Old Town San Diego SHP
Narrated by Russ Christoff

In 1769, Spanish occupation of California began in San Diego, and a mission and fort were built in the area.

The Presidio was the hub of San Diego for many years, and eventually in 1820, a plaza was laid out and a small community arose.

As Americans began to pour into California, trade became fairly strong here, and people of many nationalities were drawn to the area.

Eventually however, a more developed city grew up near the wharf and the heart of old San Diego began to fade.

In 1968, California State Parks began preserving the area, which is now known as Old Town San Diego State Historic Park.

Today, Old Town is alive with activity.

Gift shops and restaurants line the colorful plaza.

Visitors are welcomed to wander the park’s walking streets and pathways, and are encouraged to tour its historic buildings and sites.

Many structures have been rebuilt to look as they did during the Mexican and early American periods, 1821 to 1872.

Several buildings in Old Town are actually original adobes that have been stabilized and restored, and are considered to be highlights of the park.

One of these is the La Casa de Machado y Stewart. This original adobe is considered to be a fine representation of a simple dwelling built during California’s Mexican era.

Across the way from the Machado y Stewart adobe, is the Mason Street School.

People who enter this building will see what the interior of a one room schoolhouse looks like.

This historic structure was the first public school building in San Diego.

Along one wall you’ll also find old photographs of teachers who taught the early residents.

Education still continues here.

This state park along with other California State Parks, strives to educate school children with programs that help to bring the history of California to life.

Costumed volunteers such as these at Old Time San Diego, give their time and talent to enhance the visitor’s experience.

For those that are interested in antique printing presses, a stop at the San Diego Union Building is worth a look.

Work was done recently to restore the building to look as it did in 1868, when the first edition of the San Diego Union Newspaper was printed here.

The Seeley Stable houses a collection of horse drawn vehicles and western memorabilia.

This building is one of Old Town’s biggest attractions.

Some of the artifacts found here are extremely rare.

Inside interpretative displays line the walls and park aids and volunteers are on hand to talk about the park.
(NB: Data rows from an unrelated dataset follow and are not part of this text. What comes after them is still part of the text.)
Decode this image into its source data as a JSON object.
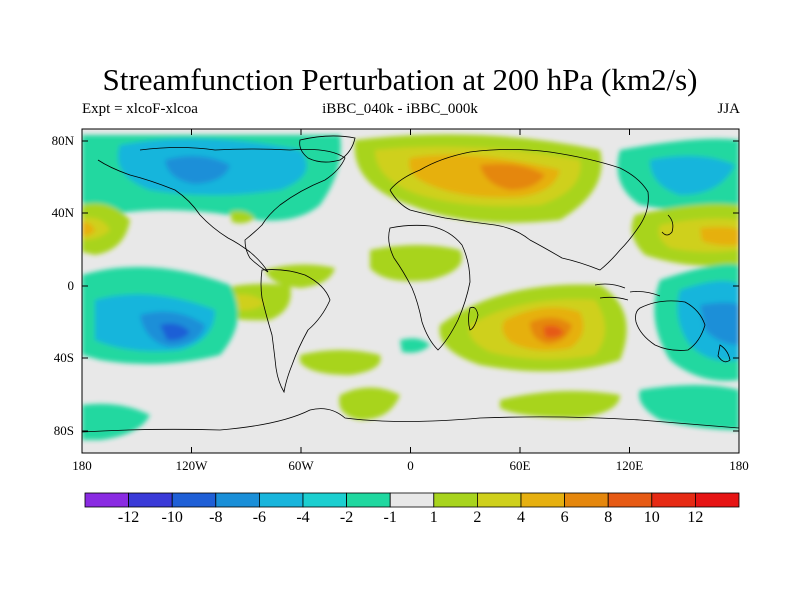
{
  "title": "Streamfunction Perturbation at 200 hPa (km2/s)",
  "subtitle_left": "Expt = xlcoF-xlcoa",
  "subtitle_center": "iBBC_040k - iBBC_000k",
  "subtitle_right": "JJA",
  "lat_labels": [
    "80N",
    "40N",
    "0",
    "40S",
    "80S"
  ],
  "lon_labels": [
    "180",
    "120W",
    "60W",
    "0",
    "60E",
    "120E",
    "180"
  ],
  "colorbar": {
    "labels": [
      "-12",
      "-10",
      "-8",
      "-6",
      "-4",
      "-2",
      "-1",
      "1",
      "2",
      "4",
      "6",
      "8",
      "10",
      "12"
    ],
    "colors": [
      "#8a2be2",
      "#3a3ad8",
      "#1f5fd6",
      "#1a8fd8",
      "#19b5dc",
      "#1ccfd0",
      "#20d8a0",
      "#e8e8e8",
      "#a8d41e",
      "#cfd01c",
      "#e6b010",
      "#e5870d",
      "#e65a14",
      "#e62a14",
      "#e61414"
    ]
  },
  "map": {
    "background_color": "#e8e8e8",
    "anomalies": [
      {
        "name": "anomaly-northeast-asia",
        "value": 4
      },
      {
        "name": "anomaly-eurasia-ridge",
        "value": 6
      },
      {
        "name": "anomaly-indian-ocean",
        "value": 6
      },
      {
        "name": "anomaly-south-pacific",
        "value": -8
      },
      {
        "name": "anomaly-north-america",
        "value": -6
      },
      {
        "name": "anomaly-west-pacific",
        "value": -6
      },
      {
        "name": "anomaly-southern-ocean",
        "value": 2
      }
    ]
  }
}
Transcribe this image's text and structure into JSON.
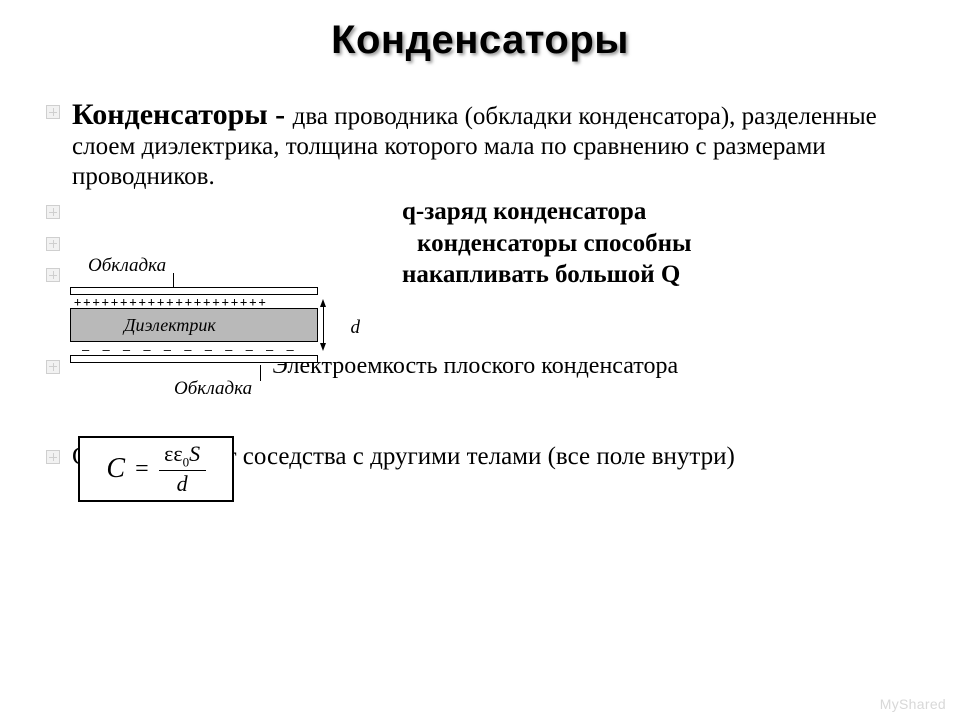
{
  "title": "Конденсаторы",
  "defn_lead": "Конденсаторы - ",
  "defn_rest": "два проводника (обкладки конденсатора), разделенные слоем диэлектрика, толщина которого мала по сравнению с размерами проводников.",
  "line_q": "q-заряд конденсатора",
  "line_cap1": "конденсаторы способны",
  "line_cap2": "накапливать большой Q",
  "line_el": "Электроемкость плоского конденсатора",
  "line_c": "С не зависит от соседства с другими телами (все поле внутри)",
  "diagram": {
    "label_top": "Обкладка",
    "label_mid": "Диэлектрик",
    "label_bottom": "Обкладка",
    "label_d": "d",
    "plus_row": "+++++++++++++++++++++",
    "dash_row": "— — — — — — — — — — —",
    "colors": {
      "line": "#000000",
      "dielectric_fill": "#b9b9b9",
      "background": "#ffffff"
    }
  },
  "formula": {
    "C": "C",
    "eq": "=",
    "num_eps": "ε",
    "num_eps0": "ε",
    "num_eps0_sub": "0",
    "num_S": "S",
    "den": "d"
  },
  "watermark": "MyShared",
  "style": {
    "title_fontsize": 40,
    "title_shadow": "2px 2px 3px rgba(80,80,80,0.6)",
    "body_fontsize": 25,
    "lead_fontsize": 30,
    "bullet_color": "#cfcfcf",
    "background": "#ffffff",
    "text_color": "#000000"
  }
}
Also available to respond to questions is the park’s mounted ranger, Dick.

The day I visited he was busy discussing the history of the San Diego area with park visitors.

He led me to my next stop, the beautiful courtyard garden of La Casa de Machado y Stewart.

This wonderful restored adobe is the most famous of Old Town’s original structures and dates back to 1827, when it belonged to the commander of the San Diego Presidio and his descendants.

The restoration of this adobe began in 1910.

Today, people can tour rooms furnished with antiques that reflect the era when the Machado y Stewart family lived here.

There’s plenty to see and do when you visit this historic state park.

If you plan to shop, have lunch and visit the house and stable museums, you’ll need to set aside the better part of a day.